Friday, January 15, 2010

Be Italian

I know I'm very much a minority on this, but I really enjoyed the Nine movie. I thought the cast overall was incredibly strong, and I liked how they rearranged the song order, even though I really missed "The Bells of Saint Sebastian" and "Be On Your Own." There were things that weren't perfect--and maybe I'd feel differently if the musical were a favorite of mine--but on the whole I think it's worth seeing.

My biggest complaint is with the use of musical numbers being Guido fantasy sequences, like in the Chicago film. That worked well there because Roxie wants desperately to be a vaudeville star, and those songs are very vaudevillian anyway. That doesn't make as much sense for film director Guido, which makes the songs come off seeming kind of gimmicky. I would have preferred a lot more singing and for the songs to be really integrated book songs, the way they are in the show--I totally buy the world of Italian cinema being heightened and intense in that way.
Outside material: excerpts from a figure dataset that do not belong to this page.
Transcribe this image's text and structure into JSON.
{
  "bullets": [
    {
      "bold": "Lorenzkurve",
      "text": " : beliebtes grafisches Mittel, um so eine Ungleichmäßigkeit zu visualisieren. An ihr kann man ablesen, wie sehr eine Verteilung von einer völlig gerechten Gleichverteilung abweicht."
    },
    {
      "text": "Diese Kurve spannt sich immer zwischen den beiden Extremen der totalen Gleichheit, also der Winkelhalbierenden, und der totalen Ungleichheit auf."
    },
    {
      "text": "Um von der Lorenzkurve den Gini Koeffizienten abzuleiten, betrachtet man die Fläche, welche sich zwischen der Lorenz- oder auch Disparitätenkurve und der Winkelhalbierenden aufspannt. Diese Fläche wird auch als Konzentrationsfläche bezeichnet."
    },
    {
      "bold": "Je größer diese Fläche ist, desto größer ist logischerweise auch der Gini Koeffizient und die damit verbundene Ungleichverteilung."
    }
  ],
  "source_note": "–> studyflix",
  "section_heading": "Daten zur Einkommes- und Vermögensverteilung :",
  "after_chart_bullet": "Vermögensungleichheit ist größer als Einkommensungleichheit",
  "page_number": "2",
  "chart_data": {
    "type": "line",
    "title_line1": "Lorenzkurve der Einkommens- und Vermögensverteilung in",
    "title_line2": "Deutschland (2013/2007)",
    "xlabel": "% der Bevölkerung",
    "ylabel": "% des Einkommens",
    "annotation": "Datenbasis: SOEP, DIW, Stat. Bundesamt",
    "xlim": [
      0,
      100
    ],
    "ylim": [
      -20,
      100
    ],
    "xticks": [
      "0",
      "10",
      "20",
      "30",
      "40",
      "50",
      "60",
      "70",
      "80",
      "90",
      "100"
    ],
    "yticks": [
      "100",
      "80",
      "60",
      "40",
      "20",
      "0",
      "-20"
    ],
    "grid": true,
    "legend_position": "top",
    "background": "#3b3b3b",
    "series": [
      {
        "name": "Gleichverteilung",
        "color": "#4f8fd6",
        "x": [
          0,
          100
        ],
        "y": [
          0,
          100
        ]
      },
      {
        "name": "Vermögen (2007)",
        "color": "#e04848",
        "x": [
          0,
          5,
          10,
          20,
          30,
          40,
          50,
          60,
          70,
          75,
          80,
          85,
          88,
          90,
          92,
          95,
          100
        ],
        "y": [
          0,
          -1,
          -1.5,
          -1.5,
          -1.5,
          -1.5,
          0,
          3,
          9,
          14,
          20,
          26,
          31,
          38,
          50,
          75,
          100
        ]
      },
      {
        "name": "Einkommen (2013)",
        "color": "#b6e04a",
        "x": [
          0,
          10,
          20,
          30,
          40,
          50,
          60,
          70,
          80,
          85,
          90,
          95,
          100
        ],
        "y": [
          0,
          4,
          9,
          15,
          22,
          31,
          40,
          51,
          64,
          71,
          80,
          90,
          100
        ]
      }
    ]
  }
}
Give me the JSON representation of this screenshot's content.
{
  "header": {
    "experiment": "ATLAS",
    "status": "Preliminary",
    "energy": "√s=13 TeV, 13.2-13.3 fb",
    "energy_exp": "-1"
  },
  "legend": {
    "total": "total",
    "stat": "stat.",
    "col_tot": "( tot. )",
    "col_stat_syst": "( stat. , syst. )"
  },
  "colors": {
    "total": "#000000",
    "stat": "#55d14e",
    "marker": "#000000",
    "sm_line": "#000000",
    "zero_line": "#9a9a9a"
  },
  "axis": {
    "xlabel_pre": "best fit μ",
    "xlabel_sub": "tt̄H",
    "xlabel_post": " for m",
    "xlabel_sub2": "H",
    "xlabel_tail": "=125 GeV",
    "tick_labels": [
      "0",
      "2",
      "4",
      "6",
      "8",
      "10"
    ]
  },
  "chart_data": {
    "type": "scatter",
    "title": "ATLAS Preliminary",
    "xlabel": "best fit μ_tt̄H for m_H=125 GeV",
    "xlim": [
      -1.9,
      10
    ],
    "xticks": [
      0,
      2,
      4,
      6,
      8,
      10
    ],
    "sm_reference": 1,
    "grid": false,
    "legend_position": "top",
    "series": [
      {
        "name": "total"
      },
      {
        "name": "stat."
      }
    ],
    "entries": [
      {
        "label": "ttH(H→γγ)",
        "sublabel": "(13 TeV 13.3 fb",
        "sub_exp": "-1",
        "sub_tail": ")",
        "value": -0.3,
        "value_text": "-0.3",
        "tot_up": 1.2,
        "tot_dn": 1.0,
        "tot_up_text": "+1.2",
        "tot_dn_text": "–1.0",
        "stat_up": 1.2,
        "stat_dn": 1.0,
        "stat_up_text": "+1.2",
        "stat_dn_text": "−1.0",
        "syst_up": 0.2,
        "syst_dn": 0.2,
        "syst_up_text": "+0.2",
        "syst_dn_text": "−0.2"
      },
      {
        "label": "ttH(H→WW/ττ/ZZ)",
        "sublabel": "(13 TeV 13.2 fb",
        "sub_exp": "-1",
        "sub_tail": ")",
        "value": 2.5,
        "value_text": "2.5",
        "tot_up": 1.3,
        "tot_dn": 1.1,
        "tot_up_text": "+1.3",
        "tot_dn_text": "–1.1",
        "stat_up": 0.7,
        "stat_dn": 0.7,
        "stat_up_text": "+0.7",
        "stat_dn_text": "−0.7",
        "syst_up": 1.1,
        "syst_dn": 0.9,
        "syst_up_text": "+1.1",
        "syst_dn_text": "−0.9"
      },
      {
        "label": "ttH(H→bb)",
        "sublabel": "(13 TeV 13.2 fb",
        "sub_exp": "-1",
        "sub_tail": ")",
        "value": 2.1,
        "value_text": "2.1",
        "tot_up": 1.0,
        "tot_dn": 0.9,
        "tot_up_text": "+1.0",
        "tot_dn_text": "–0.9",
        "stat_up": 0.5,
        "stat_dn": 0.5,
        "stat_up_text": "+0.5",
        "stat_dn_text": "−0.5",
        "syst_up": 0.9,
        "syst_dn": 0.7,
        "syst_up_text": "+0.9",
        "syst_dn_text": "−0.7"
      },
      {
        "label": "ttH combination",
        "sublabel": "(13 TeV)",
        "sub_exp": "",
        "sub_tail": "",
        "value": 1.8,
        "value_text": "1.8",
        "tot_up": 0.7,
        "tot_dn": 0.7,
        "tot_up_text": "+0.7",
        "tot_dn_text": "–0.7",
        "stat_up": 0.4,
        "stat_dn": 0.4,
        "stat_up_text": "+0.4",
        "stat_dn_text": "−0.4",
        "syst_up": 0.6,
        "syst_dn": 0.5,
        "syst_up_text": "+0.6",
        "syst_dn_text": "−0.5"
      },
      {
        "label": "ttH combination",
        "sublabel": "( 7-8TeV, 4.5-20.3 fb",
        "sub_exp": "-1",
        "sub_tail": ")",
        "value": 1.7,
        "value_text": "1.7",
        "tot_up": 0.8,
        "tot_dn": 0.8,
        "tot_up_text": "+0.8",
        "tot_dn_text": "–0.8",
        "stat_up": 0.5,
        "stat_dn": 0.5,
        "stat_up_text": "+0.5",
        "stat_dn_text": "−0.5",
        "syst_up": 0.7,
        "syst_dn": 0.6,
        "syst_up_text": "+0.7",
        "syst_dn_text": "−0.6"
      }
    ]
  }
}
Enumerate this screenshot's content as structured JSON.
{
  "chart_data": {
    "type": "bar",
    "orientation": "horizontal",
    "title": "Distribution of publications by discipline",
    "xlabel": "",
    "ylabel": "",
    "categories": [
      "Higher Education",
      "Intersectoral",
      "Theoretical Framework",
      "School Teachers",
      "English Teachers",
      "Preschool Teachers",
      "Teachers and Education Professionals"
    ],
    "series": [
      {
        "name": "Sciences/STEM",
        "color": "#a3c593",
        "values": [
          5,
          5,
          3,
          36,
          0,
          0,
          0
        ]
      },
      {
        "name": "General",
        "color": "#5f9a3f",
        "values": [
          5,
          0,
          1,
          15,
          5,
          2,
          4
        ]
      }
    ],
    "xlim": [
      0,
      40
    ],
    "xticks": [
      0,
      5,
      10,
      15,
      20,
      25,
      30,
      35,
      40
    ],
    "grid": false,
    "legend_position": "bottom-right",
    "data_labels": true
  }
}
But if the songs had to be more an expression of Guido's psyche, I would have liked to see them occur within the real world, not in their own limbo musical number space. During a naturalistic scene, we could suddenly go into Guido's head, seeing real life the way he sees a movie set. Maybe then the fantasy sequence could be Guido "directing" the character in question, and her song would be what Guido wants her to sing (the way it actually is in the movie), while it's clear that she feels otherwise. That would be a slightly different movie, but I think that structure would get at Guido's particular issues more than using Chicago's structure did.